Sometimes it is difficult to determine the likely results of alternative actions, and no modern utilitarian really believes that we can assign precise units of happiness and unhappiness to people. But as Mill reminds us, we actually do have quite a lot of experience as to what typically makes people happy or unhappy. In any case, as utilitarians our duty is to strive to maximize total happiness, even when it is difficult to know which action will produce the most good.

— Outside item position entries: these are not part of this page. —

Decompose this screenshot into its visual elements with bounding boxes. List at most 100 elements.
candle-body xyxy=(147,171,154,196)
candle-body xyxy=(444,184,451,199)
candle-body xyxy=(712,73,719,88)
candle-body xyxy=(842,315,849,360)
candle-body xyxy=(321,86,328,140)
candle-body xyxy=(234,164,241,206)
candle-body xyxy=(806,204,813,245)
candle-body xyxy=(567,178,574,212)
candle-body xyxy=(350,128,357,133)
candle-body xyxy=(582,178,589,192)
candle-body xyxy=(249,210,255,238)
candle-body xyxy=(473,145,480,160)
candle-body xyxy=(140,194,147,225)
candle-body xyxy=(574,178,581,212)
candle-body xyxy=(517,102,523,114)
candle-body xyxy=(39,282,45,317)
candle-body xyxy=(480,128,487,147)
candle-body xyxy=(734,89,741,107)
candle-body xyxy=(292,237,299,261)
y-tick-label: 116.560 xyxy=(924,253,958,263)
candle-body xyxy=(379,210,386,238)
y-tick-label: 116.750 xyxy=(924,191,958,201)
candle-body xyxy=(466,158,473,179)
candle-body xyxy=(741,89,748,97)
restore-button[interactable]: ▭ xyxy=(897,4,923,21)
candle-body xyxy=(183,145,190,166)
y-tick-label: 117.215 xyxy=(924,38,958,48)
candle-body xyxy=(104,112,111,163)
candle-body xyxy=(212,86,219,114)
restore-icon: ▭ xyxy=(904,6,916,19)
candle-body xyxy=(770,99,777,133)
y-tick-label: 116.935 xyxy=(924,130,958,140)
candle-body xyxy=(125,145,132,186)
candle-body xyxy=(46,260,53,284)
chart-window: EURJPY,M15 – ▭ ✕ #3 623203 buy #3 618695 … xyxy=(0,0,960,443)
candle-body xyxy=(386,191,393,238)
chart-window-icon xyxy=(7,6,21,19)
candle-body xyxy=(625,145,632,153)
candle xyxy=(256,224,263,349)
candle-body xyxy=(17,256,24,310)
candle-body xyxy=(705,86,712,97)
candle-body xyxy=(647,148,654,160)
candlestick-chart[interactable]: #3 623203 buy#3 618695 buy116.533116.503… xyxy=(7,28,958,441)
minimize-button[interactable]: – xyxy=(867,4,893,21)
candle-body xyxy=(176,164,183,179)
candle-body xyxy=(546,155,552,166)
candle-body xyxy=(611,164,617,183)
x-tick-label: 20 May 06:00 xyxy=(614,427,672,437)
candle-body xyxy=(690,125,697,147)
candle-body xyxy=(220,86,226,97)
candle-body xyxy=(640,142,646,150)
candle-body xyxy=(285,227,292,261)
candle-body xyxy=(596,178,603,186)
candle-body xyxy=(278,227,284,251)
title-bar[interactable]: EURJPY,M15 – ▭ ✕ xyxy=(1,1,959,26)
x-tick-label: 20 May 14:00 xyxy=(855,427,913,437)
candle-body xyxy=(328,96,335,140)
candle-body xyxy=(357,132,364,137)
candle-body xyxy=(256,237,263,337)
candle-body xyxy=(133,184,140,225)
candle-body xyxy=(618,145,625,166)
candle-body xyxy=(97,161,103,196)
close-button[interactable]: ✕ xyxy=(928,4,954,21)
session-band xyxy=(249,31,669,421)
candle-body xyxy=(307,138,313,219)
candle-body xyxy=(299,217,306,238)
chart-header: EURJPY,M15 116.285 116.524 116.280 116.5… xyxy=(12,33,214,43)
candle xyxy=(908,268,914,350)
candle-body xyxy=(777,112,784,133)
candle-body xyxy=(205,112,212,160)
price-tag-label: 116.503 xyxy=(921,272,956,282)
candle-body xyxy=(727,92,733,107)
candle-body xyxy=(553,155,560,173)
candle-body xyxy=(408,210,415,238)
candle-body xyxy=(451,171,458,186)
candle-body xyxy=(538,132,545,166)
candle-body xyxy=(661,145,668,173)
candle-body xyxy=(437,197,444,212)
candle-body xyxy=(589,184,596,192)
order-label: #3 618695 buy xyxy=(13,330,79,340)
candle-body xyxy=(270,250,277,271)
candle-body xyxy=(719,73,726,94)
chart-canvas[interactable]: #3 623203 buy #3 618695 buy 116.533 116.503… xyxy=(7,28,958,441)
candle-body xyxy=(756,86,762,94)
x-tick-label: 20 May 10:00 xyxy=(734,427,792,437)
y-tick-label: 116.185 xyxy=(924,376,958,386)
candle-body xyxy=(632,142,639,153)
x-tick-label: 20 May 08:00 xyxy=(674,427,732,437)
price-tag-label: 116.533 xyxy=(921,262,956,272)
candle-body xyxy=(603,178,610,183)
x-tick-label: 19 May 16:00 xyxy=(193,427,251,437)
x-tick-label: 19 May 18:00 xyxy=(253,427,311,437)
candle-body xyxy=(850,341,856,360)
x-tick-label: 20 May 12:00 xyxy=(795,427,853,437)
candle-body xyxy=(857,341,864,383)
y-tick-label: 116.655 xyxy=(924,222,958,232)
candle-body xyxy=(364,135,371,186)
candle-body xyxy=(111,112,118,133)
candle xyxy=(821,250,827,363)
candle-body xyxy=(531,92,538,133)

Finally, when choosing among possible actions, utilitarianism does not require us to disregard our own pleasure. Nor should we give it added weight. Rather, our own pleasure and pain enter into the calculus equally with the pleasures and pains of others. Even if we are sincere in our utilitarianism, we must guard against the possibility of being biased in our calculations when our own interests are at stake. For this reason, and because it would be time-consuming to do a utilitarian calculation before every action, utilitarians encourage us to rely on rules of thumb in ordinary moral circumstances. We can make it a rule of thumb, for example, to tell the truth and keep our promises, rather than to calculate possible pleasures and pains in every routine case, because we know that in general telling the truth and keeping promises result in more happiness than do lying and breaking promises.